Irreducible — every word earns its place ↔ Bloated setup or over-explained pivot
Measures whether every word in the carrier sentence earns its place — what Lederer calls the greatest possible pressure per square syllable of language. High-scoring text is irreducible: cutting any single word diminishes the joke. Low-scoring text has bloated setup, restated premises, or explicit explanation of the wordplay after the pivot lands (the over-explained pun is the canonical failure mode of amateur punning).
Scores the quality of a pun against the dimensions that distinguish a laureate one-liner from a strained, telegraphed, or over-explained attempt.
A pun is a single linguistic pivot that activates two distinct meanings. Almost every adult can recognise that a string is a pun; very few can say why one pun lands and another flops. This model decomposes the "why" into six axes drawn from the cognitive theory of humor, the linguistic taxonomy of paronomasia, and the working theory of comedians who specialise in the form.
The failure mode this catches: prolific generators (LLMs, joke books, cracker manufacturers) producing wordplay that is technically correct but feels forced — the carrier sentence reads as a pun-shaped object rather than as natural language that happens to carry a second meaning. High score means the pivot was discovered in the language, not imposed on it.
Send the pun as the request body to /m/u22a8.puns. No special format.
Punctuation and capitalisation matter — they shape the carrier rhythm
and signal sentence boundaries the model uses to assess setup vs.
pivot.
Single-sentence one-liners and short setup/punchline pairs are the model's home territory.
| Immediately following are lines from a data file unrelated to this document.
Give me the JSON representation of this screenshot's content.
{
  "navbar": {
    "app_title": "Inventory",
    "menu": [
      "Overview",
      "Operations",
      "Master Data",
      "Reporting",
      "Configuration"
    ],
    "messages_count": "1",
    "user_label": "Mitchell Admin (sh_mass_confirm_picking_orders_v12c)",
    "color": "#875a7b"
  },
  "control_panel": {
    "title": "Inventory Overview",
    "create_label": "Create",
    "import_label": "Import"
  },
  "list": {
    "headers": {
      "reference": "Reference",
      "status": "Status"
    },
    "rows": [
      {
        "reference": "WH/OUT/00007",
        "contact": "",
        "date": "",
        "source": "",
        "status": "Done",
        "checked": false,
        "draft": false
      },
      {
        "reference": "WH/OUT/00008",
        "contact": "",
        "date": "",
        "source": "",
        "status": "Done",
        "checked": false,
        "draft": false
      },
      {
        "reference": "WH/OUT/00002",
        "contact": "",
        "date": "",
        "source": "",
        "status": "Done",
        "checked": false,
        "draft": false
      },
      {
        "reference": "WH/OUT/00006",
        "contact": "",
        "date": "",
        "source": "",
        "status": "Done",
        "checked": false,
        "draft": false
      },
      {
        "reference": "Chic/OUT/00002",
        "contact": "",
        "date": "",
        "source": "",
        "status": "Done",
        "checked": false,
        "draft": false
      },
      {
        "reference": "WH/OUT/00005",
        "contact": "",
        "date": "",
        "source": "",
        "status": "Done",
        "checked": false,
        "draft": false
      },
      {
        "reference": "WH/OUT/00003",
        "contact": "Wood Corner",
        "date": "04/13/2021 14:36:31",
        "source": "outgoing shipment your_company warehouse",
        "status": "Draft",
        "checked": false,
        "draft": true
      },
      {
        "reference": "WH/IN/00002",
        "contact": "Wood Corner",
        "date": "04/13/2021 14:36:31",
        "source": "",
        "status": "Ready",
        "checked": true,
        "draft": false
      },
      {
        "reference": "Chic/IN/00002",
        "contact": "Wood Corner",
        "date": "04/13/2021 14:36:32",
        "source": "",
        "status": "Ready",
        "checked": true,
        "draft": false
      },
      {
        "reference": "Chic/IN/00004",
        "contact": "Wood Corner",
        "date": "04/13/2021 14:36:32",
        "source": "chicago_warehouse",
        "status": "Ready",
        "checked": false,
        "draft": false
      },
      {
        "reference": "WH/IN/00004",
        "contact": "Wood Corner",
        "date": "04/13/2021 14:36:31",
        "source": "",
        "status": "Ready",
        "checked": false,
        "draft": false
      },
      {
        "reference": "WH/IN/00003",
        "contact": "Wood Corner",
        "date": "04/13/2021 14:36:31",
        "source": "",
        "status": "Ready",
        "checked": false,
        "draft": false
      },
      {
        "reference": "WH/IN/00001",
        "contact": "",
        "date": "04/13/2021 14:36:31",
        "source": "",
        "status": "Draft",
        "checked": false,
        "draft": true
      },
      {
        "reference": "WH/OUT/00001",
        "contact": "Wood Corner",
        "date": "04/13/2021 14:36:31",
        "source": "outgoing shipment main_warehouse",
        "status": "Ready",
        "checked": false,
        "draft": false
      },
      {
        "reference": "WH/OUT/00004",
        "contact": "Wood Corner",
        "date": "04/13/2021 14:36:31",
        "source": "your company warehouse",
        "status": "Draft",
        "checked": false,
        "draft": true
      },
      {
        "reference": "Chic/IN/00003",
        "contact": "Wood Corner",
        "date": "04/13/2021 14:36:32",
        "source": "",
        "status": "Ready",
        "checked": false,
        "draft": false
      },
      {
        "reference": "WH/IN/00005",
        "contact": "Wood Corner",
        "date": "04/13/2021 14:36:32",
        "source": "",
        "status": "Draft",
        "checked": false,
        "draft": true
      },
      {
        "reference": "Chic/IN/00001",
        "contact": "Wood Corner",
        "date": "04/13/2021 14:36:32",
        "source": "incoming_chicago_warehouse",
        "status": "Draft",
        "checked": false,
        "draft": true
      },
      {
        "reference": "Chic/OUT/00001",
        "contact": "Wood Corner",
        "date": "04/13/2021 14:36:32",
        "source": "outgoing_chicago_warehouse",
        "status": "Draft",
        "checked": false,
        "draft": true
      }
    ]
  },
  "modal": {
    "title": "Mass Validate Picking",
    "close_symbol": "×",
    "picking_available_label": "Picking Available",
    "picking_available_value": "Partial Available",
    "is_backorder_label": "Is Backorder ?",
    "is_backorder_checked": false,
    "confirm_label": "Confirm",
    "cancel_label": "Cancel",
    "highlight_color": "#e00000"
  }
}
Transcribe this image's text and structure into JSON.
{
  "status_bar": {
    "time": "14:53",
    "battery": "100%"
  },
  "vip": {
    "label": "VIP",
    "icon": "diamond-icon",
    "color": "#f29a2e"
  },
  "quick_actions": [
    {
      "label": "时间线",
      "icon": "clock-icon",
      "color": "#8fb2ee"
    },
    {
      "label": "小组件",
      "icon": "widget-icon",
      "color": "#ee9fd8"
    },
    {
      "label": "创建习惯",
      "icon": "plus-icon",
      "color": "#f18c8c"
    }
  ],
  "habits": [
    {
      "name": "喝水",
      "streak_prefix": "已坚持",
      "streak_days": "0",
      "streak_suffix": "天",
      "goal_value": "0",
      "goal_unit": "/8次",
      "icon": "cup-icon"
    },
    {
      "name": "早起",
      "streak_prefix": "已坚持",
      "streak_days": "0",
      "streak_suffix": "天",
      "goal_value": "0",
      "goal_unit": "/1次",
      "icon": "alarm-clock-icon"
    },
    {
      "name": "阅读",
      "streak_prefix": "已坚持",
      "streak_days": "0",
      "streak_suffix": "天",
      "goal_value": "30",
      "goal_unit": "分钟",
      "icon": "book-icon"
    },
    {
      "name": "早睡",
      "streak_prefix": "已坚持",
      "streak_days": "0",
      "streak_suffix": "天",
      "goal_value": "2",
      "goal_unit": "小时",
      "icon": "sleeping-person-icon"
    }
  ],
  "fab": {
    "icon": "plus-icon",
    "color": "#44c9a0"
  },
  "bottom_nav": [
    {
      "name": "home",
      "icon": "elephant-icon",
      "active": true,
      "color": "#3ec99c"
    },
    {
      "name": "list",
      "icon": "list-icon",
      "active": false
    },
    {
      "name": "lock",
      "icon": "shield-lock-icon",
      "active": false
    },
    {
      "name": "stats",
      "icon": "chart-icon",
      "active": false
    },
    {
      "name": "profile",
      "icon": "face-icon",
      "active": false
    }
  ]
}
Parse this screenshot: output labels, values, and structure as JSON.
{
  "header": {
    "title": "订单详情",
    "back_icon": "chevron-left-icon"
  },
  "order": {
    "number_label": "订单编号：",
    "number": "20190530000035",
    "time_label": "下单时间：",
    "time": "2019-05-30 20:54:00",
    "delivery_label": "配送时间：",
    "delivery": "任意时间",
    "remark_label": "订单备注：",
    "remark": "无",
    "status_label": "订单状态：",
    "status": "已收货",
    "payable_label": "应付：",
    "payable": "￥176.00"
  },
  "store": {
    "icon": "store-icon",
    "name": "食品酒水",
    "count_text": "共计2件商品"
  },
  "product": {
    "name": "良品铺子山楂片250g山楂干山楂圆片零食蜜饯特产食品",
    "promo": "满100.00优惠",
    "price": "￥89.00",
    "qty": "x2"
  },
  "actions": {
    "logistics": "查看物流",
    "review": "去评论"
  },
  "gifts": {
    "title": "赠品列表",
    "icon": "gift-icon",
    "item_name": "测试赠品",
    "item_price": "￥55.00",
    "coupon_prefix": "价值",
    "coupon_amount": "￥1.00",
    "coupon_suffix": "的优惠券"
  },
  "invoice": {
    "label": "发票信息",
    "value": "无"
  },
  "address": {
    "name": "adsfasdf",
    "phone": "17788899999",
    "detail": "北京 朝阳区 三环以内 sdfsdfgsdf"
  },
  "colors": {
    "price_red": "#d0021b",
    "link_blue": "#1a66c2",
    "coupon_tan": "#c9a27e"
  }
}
Longer extended-pun routines (90-second Punniest-of-Show pieces) work but trade per-sample resolution for breadth.
u22a8.humor for that signal.The trait set is grounded in three converging research traditions:
Practitioner-level theory draws on Carr, J. & Greeves, L. (2006). The Naked Jape: Uncovering the Hidden World of Jokes. London: Michael Joseph — particularly the editing discipline (each line rewritten through dozens of drafts) and the plausible deniability principle for setup construction.
Empirical calibration anchors include the Edinburgh Festival Fringe Joke of the Fringe shortlists 2009–2025 (jury-curated, audience-voted) and the O. Henry Pun-Off World Championships Punniest-of-Show finals. The SemEval-2017 Task 7 dataset (Miller, T., Hempelmann, C. F., & Gurevych, I., 2017, "SemEval-2017 Task 7: Detection and Interpretation of English Puns," Proceedings of SemEval-2017) provides the underlying pun/non-pun corpus with WordNet sense annotations.